Monday, 7 November 2011

Stanley Plumly: Now That My Father Lies Down Beside Me


Stanley Plumley sounds more like a Yorkshire shop-keeper than an American poet, but names are deceptive. He’s one of their best. Plumley is Professor of English at the University of Maryland and published by CCC - an imprint of HarperCollins publishing. Now That My Father Lies Down Beside Me is a collection of new and selected dating from 1970 to 2000. It’s arranged in reverse chronological order because the publishers want you to read from the new poems back to the ones he started out with. I tried to read it like that, but found myself giving up and going to the back of the book, reading through his life from young man to old man (he was born in 1939). My favourite poems are from the early period - his first collection ‘In the Outer Dark’.

Many of the poems are autobiographical - which is probably why it makes more sense to start at the beginning. His relationship with his mother is told in personal, affectionate detail as in ‘My Mother’s Feet’

                 ‘How no shoe fit them,
and how she used to prop them,
having dressed for bed,
letting the fire in the coal stove blue

and blink out, falling asleep in her chair.
How she bathed and dried them, night after night,
and rubbed their soreness like an intimacy.
How she let the fire pull her soft body through them.’


his alcoholic father,

‘I watched you humble a man in a fight once -
he went down like an animal whose spirit
world has suddenly collapsed and all that’s left
in the wounded moment after is not quite
animal nor man. He was big, which made
his humility that much larger, and there
was blood but so little that it seemed less like
a fight than a conversion. You had his right
arm at the wrist in your right hand and simply
turned him down onto the floor, which stank of wear
and sawdust. I’d seen you break the back of wood
like that. The man wept, he was drunk, you were drunk
and at the same time sober. He was my size
now. And in his eyes I could see his children .......’

Many of the poems are personal observations of the relationships around him - trying to make sense of them.

‘People are standing, as if out of the rain,
holding on. For the last two blocks
the woman across the aisle has wept
quietly into her hands, the whole
of her upper body nodding, keeping time.
The bus is slow enough you can hear,
inside your head, the traffic within
traffic, like another talk.’

There are prose poems, and beautiful exercises in observation, such as ‘In Answer to Amy’s Question What’s a Pickerel’

‘Pickerel have infinite, small bones, and skins
of glass and black ground glass, and though small for pike
are no less wall-eyed and their eyes like bone.
Are fierce for their size, and when they flare
at the surface resemble drowning birds, .......
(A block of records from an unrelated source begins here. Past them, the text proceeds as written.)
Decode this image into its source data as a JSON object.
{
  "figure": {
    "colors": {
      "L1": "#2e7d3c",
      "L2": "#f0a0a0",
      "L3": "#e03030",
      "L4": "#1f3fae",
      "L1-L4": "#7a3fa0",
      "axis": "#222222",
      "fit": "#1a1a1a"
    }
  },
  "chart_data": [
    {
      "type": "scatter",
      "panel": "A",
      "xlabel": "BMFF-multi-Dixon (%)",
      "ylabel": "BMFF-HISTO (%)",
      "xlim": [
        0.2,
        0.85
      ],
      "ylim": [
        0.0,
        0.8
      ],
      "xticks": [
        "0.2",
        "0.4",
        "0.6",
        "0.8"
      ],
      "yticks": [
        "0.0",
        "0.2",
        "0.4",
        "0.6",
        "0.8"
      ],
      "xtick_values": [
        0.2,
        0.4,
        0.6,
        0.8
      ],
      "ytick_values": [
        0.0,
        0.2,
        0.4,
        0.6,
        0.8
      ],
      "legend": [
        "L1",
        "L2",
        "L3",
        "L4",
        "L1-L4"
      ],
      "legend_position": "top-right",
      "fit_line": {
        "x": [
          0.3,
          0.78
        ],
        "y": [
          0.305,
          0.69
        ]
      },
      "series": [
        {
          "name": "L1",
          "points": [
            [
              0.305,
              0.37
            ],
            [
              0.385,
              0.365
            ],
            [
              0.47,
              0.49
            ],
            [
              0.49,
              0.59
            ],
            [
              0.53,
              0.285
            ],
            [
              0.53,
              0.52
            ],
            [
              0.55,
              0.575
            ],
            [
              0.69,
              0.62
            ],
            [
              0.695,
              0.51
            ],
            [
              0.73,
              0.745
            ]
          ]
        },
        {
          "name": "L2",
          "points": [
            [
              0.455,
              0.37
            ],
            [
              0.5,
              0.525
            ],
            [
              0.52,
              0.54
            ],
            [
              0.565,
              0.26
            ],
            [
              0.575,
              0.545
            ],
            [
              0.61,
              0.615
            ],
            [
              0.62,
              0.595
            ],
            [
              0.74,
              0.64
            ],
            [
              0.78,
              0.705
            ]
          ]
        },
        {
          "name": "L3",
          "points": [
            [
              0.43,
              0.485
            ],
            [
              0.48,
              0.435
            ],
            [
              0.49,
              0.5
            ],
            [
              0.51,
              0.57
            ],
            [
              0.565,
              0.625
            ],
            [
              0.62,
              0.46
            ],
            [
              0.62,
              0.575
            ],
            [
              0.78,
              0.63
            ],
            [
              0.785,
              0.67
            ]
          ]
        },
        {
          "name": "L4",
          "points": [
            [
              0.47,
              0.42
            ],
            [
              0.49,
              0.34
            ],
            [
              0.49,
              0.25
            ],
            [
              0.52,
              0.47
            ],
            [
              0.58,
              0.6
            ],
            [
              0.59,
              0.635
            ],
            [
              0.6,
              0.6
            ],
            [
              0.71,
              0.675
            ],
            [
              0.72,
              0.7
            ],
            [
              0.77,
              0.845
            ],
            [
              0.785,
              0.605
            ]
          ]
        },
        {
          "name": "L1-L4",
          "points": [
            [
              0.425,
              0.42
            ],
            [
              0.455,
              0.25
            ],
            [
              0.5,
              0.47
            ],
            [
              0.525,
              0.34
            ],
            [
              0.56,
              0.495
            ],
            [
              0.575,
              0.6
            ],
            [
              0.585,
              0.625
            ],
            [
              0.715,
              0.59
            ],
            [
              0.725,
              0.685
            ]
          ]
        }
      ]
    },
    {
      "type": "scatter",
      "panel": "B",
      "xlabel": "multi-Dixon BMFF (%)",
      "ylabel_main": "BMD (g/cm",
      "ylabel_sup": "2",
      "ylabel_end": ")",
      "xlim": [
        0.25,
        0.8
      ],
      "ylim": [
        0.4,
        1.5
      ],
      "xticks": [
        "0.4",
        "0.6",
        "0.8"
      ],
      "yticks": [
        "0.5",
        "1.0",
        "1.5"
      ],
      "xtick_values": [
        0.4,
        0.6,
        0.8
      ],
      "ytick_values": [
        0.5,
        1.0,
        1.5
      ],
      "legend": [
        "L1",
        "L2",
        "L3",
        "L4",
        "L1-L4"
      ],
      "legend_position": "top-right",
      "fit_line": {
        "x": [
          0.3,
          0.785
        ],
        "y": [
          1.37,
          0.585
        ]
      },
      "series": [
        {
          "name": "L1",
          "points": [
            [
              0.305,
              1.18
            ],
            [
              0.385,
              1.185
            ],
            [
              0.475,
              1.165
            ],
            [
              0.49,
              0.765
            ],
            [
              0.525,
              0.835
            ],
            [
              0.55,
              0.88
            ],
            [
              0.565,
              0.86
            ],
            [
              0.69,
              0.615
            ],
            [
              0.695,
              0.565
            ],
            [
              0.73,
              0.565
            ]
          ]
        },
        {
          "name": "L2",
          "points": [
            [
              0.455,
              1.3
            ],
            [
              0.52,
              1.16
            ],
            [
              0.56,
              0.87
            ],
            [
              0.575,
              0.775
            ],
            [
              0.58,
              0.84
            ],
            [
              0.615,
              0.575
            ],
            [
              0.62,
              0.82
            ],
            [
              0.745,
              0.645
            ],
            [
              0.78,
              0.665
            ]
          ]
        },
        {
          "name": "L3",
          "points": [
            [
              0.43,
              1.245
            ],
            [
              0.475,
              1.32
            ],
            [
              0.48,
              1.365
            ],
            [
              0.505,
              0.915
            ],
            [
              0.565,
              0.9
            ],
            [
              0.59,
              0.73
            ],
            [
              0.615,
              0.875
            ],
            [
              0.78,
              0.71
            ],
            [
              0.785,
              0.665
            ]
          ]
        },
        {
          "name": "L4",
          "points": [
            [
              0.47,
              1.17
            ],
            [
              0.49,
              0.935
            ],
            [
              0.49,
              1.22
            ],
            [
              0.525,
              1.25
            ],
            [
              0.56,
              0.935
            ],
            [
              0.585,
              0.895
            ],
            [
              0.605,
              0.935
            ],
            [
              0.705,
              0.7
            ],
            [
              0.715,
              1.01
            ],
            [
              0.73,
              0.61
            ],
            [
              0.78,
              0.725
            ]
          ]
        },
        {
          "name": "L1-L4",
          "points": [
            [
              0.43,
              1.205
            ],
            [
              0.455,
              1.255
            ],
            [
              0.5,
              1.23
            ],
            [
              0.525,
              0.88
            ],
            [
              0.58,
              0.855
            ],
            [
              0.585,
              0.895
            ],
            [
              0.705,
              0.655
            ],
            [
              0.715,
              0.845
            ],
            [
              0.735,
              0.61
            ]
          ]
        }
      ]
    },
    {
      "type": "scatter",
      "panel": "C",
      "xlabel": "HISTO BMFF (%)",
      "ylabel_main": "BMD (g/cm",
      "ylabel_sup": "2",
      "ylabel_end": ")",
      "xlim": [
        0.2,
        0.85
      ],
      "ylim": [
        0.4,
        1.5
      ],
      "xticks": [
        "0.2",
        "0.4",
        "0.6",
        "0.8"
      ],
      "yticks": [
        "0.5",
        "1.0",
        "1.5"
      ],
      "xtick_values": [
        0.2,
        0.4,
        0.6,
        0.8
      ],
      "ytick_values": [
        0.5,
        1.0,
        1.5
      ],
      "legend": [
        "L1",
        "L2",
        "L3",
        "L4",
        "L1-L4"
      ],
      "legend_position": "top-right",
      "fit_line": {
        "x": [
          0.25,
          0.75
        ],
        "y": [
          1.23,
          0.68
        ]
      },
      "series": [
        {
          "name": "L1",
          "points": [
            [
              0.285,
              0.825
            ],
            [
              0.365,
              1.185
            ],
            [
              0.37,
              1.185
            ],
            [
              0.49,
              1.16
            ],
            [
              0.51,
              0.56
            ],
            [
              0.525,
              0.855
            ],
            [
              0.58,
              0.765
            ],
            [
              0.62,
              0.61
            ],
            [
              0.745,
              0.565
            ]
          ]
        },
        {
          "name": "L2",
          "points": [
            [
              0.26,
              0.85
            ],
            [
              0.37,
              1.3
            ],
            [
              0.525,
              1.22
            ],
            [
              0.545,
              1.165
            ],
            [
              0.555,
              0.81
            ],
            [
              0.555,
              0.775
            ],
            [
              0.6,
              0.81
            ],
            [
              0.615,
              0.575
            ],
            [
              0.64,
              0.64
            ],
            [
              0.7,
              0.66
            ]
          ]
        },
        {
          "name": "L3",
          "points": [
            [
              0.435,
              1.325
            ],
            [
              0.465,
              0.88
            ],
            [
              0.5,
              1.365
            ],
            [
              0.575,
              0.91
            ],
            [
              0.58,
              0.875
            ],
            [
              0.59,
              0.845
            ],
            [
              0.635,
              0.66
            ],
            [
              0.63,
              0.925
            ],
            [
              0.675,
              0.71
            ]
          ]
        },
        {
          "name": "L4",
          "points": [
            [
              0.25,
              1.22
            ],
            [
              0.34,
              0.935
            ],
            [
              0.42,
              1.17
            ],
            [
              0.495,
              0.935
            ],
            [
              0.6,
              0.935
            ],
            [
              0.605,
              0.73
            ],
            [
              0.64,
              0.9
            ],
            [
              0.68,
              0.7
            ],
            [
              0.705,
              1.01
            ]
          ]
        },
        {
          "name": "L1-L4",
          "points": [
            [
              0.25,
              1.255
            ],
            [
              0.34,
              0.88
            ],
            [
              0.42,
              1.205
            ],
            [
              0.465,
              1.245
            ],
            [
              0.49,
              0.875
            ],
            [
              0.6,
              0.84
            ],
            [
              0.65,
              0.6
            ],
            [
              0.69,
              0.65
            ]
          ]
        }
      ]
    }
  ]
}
But through all of it, the poet’s voice, with a quiet tone of enquiry and exploration, is steady and consistent and extraordinarily likeable. My favourite poem, even after I’d read the whole collection, remains the title poem ‘Now That My Father Lies Down Beside Me’.

We lie in that other darkness, ourselves.
There is less than the width of my left hand
between us. I can barely breathe,
but the light breathes easily,
wind on water across our two still bodies.

I cannot even turn to see him.
I would not touch him. Nor would I lift
my arm into the crescent of a moon.
(There is no star in the sky of this room,
only the light fashioning fish along the walls.
They swim and swallow one another.)

I dream we lie under water,
caught in our own sure drift.
A window, white shadow, trembles over us.
Light breaks into a moving circle.
He would not speak and I would not touch him.

It is an ocean under here.
Whatever two we were, we become
our falling body one breath. Night lies down
at the sleeping center - no fish, no shadow,
no single, turning light. And I would not touch him
who lies deeper in the drifting dark than life.